About a month ago I sent out a strategy we were using to capitalize on the price of oil falling further (as many analysts, including those at Goldman, Citi, and Barclays, were predicting). We set up a small demonstration portfolio which had $2910 to start, and bought calendar spreads at the 18, 17, and 16 strikes when USO was trading at $18.45.When the price of oil did retreat further, USO fell to about $17, and we sold our calendar spreads at the 17 and 18 strikes and replaced them with calendar spreads at the 15 and 14 strikes. Since the strike prices of calendar spreads is what determines whether you are bullish or bearish on the stock, when we had all our calendar spreads at strikes below the stock price, we were extremely bearish.

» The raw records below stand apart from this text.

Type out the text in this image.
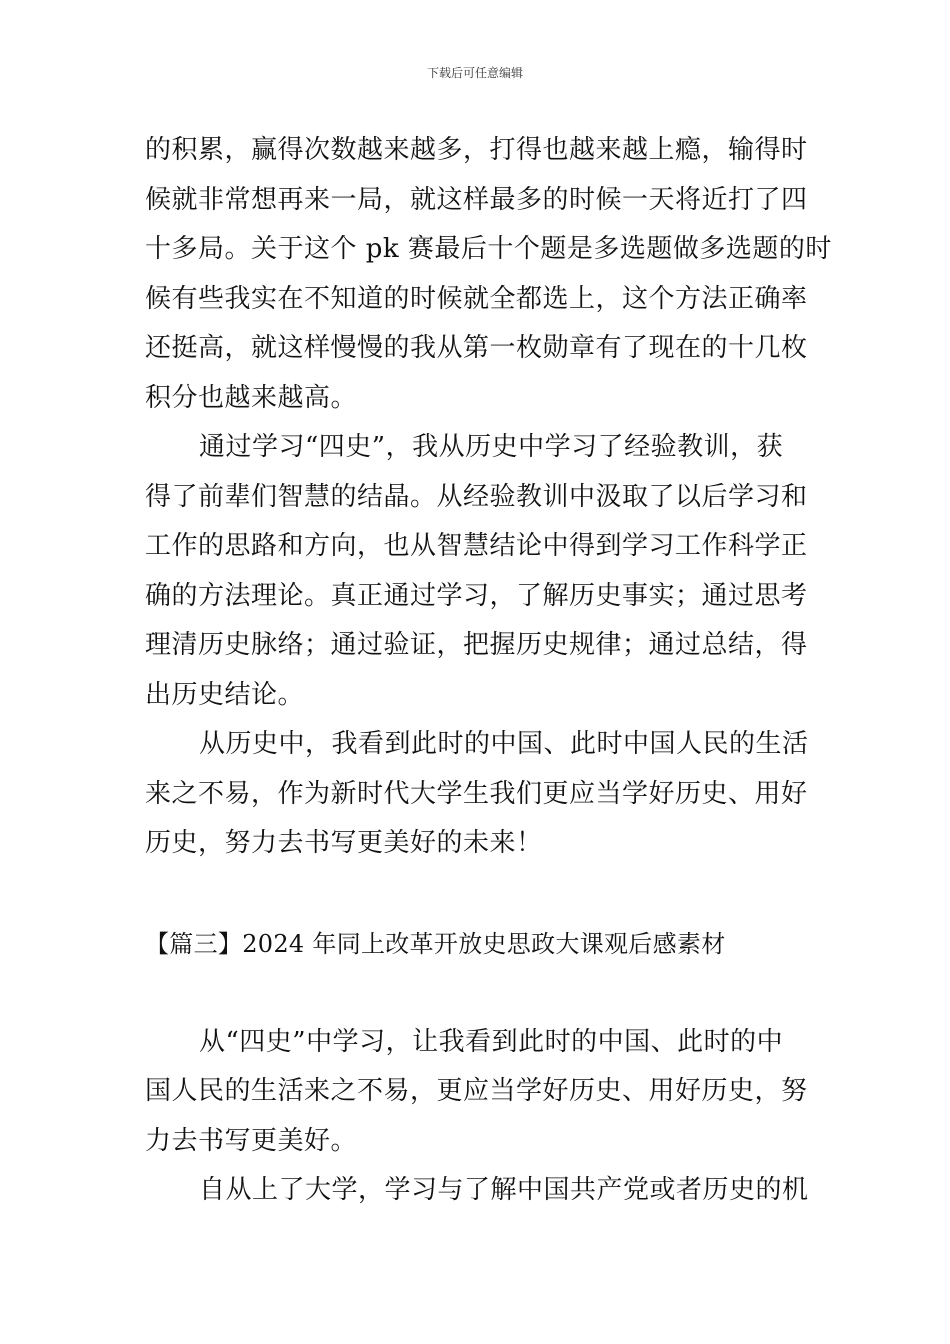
下载后可任意编辑
的积累，赢得次数越来越多，打得也越来越上瘾，输得时
候就非常想再来一局，就这样最多的时候一天将近打了四
十多局。关于这个 pk 赛最后十个题是多选题做多选题的时
候有些我实在不知道的时候就全都选上，这个方法正确率
还挺高，就这样慢慢的我从第一枚勋章有了现在的十几枚
积分也越来越高。
通过学习“四史”，我从历史中学习了经验教训，获
得了前辈们智慧的结晶。从经验教训中汲取了以后学习和
工作的思路和方向，也从智慧结论中得到学习工作科学正
确的方法理论。真正通过学习，了解历史事实；通过思考
理清历史脉络；通过验证，把握历史规律；通过总结，得
出历史结论。
从历史中，我看到此时的中国、此时中国人民的生活
来之不易，作为新时代大学生我们更应当学好历史、用好
历史，努力去书写更美好的未来！
【篇三】2024 年同上改革开放史思政大课观后感素材
从“四史”中学习，让我看到此时的中国、此时的中
国人民的生活来之不易，更应当学好历史、用好历史，努
力去书写更美好。
自从上了大学，学习与了解中国共产党或者历史的机
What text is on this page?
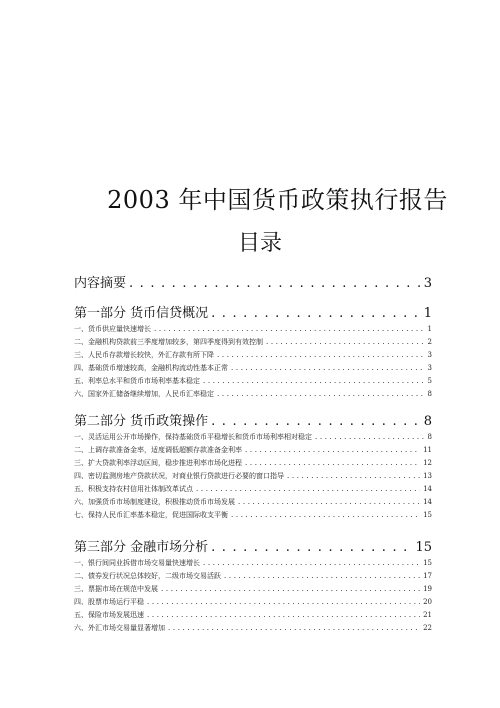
2003 年中国货币政策执行报告
目录
内容摘要 . . .	3
第一部分 货币信贷概况 . . .	1
一、货币供应量快速增长 . . .	1
二、金融机构贷款前三季度增加较多，第四季度得到有效控制 . . .	2
三、人民币存款增长较快，外汇存款有所下降 . . .	3
四、基础货币增速较高，金融机构流动性基本正常 . . .	3
五、利率总水平和货币市场利率基本稳定 . . .	5
六、国家外汇储备继续增加，人民币汇率稳定 . . .	8
第二部分 货币政策操作 . . .	8
一、灵活运用公开市场操作，保持基础货币平稳增长和货币市场利率相对稳定 . . .	8
二、上调存款准备金率，适度调低超额存款准备金利率 . . .	11
三、扩大贷款利率浮动区间，稳步推进利率市场化进程 . . .	12
四、密切监测房地产贷款状况，对商业银行贷款进行必要的窗口指导 . . .	13
五、积极支持农村信用社体制改革试点 . . .	14
六、加强货币市场制度建设，积极推动货币市场发展 . . .	14
七、保持人民币汇率基本稳定，促进国际收支平衡 . . .	15
第三部分 金融市场分析 . . .	15
一、银行间同业拆借市场交易量快速增长 . . .	15
二、债券发行状况总体较好，二级市场交易活跃 . . .	17
三、票据市场在规范中发展 . . .	19
四、股票市场运行平稳 . . .	20
五、保险市场发展迅速 . . .	21
六、外汇市场交易量显著增加 . . .	22
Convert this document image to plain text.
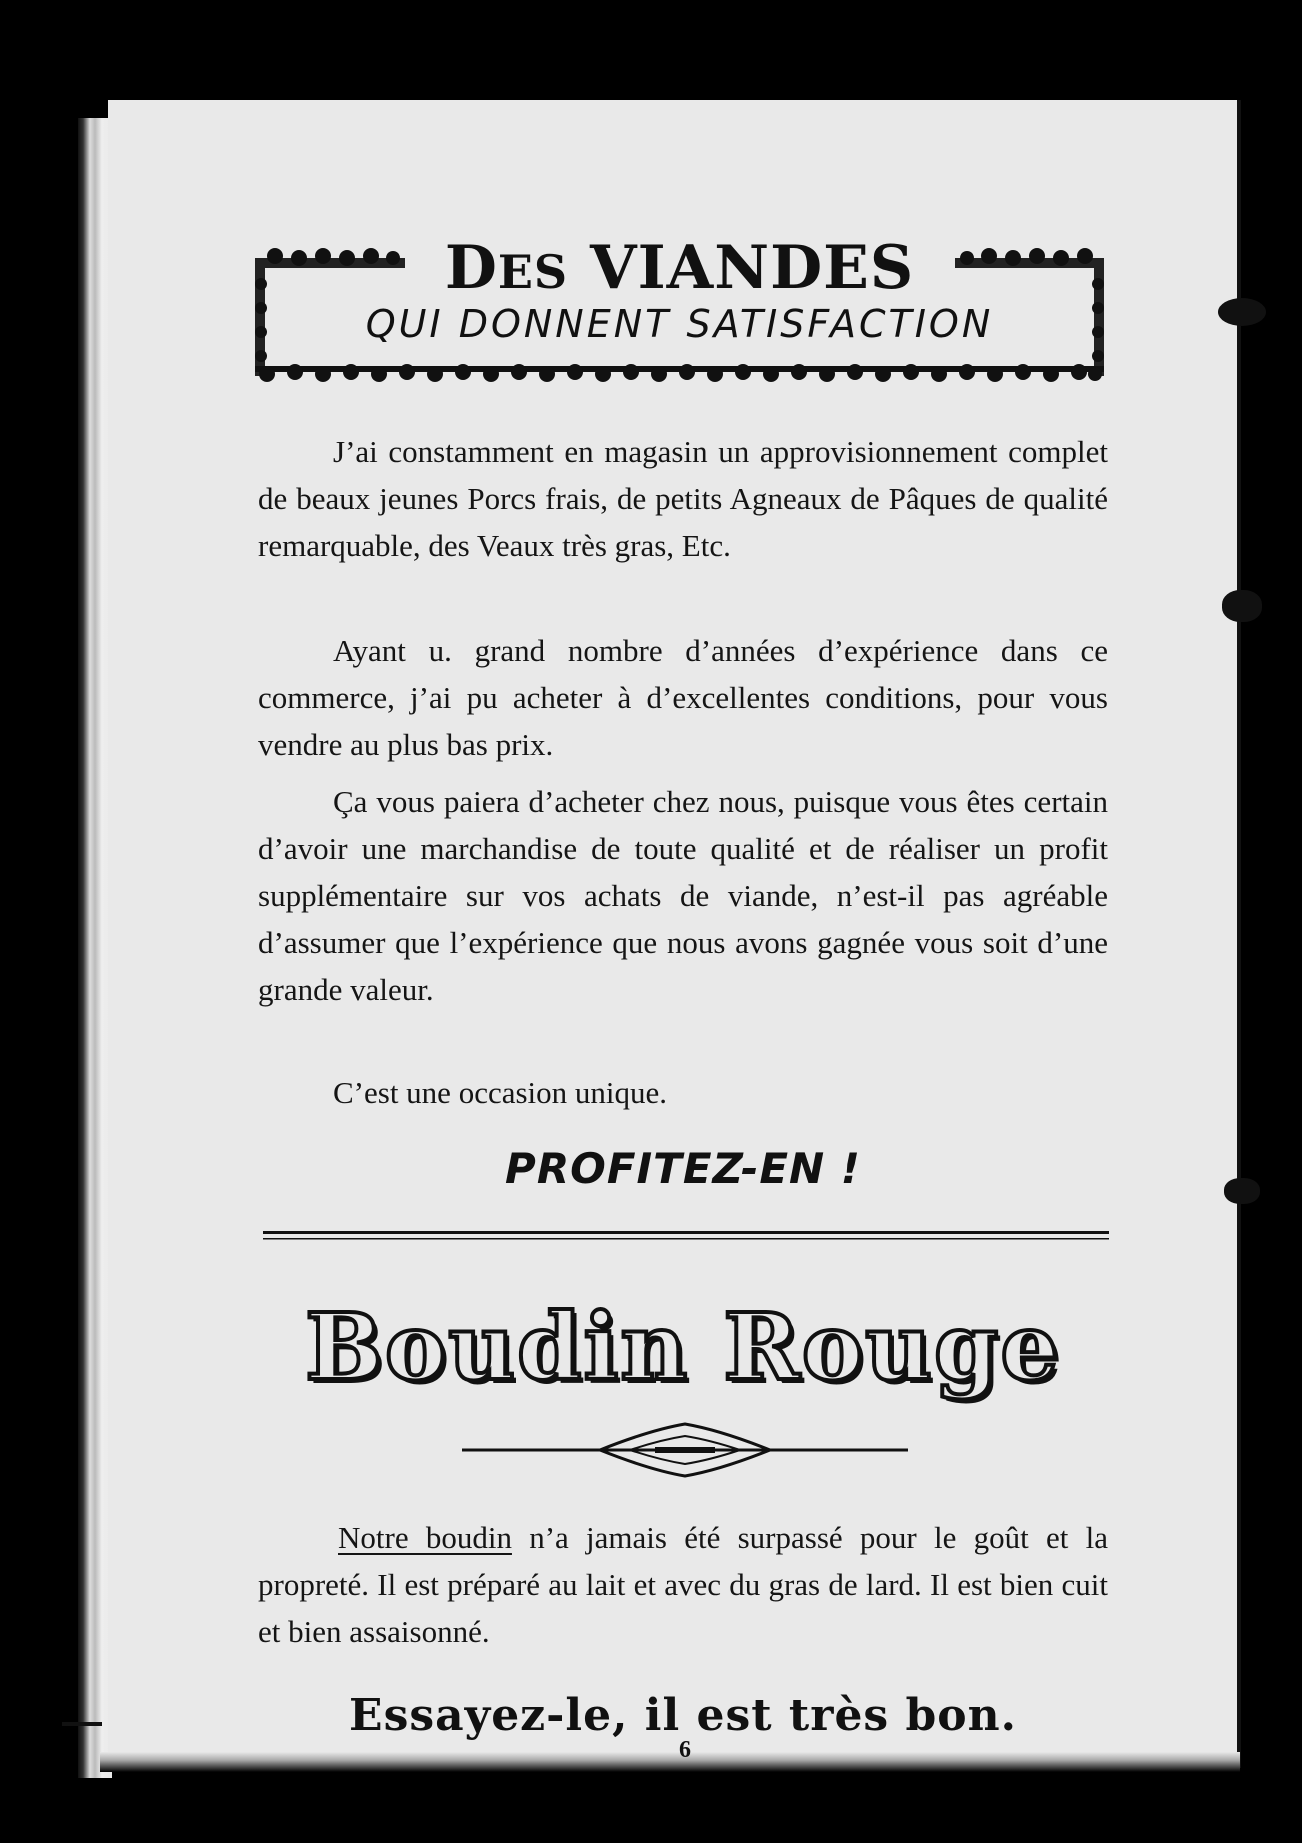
DES VIANDES
QUI DONNENT SATISFACTION

J’ai constamment en magasin un approvisionnement complet de beaux jeunes Porcs frais, de petits Agneaux de Pâques de qualité remarquable, des Veaux très gras, Etc.

Ayant u. grand nombre d’années d’expérience dans ce commerce, j’ai pu acheter à d’excellentes conditions, pour vous vendre au plus bas prix.

Ça vous paiera d’acheter chez nous, puisque vous êtes certain d’avoir une marchandise de toute qualité et de réaliser un profit supplémentaire sur vos achats de viande, n’est-il pas agréable d’assumer que l’expérience que nous avons gagnée vous soit d’une grande valeur.

C’est une occasion unique.

PROFITEZ-EN !
Boudin Rouge

Notre boudin n’a jamais été surpassé pour le goût et la propreté. Il est préparé au lait et avec du gras de lard. Il est bien cuit et bien assaisonné.

Essayez-le, il est très bon.
6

Then the stock turned around and headed higher, taking away the gains we had made, and we were right back to where we started. Today we made a new start, and I would like to share our thinking at this time.
Update on Oil Play Designed to Make 25% in One Month
USO is an Exchange Traded Product (ETP) which is highly correlated to the price of oil (West Texas Intermediate). But there is another component that is not as easy to contend with, and that is the speculative element. Oil prices are less than half of what they were a year ago, and in spite of most of the big investment banks warning that even lower prices are coming, there seems to be some people out there who are betting that oil prices will eventually recover, and this may be a good time to get on board. For example, Robert Shiller, Nobel laureate and Yale University economist made a strong pitch to “buy oil” this week. Consequently, over the past few days, USO has inched up a bit in spite of these recent developments:
• The supply of oil is at an 80-year high, and grew at more than 4 million barrels last week in spite of expectations far less than that.
• The rate of oil rigs closing down has fallen drastically (and it appears that the rigs that have been closed down so far were the lowest-producing ones so the supply of oil gets higher each week)
• There appears to be an accord with Iran which could flood the market with new oil from Iran if sanctions are removed.
We are siding with the investment banks’ predictions instead of Mr. Shiller’s (who is likely to be thinking longer-term). While we believe the short-term price of USO is headed lower (for the above reasons and the headwinds caused by contango), we hedged our bet a little, and established new positions in our demonstration portfolio. We own puts expiring in Jan-16 and we have sold Apr-4 15 puts which expire in 3 weeks (on April 24th). We have 8 calendar spreads at the 15 strike, 8 at the 16 strike, and 5 at the 17 strike at a time when the stock is trading at $17.45. Our portfolio is worth $2910 today.
This is the risk profile graph for these calendar spread positions for April 24th:
- USO Risk Profile Graph April 2015
The graph shows that if USO doesn’t change one cent in value for the next three weeks, we will make about 20% with our positions. If it falls by about a dollar (or more) as we expect, we could make double that amount. If we are wrong, and it goes higher by a dollar in three weeks, we will break even.
We like our chances with these positions, and they demonstrate how you can make extraordinary gains with options, even if you are not quite right in guessing which way a stock price is headed. I always like the feeling that if the stock doesn’t change at all (which is so often the case), I will still make a nice gain when the short options expire.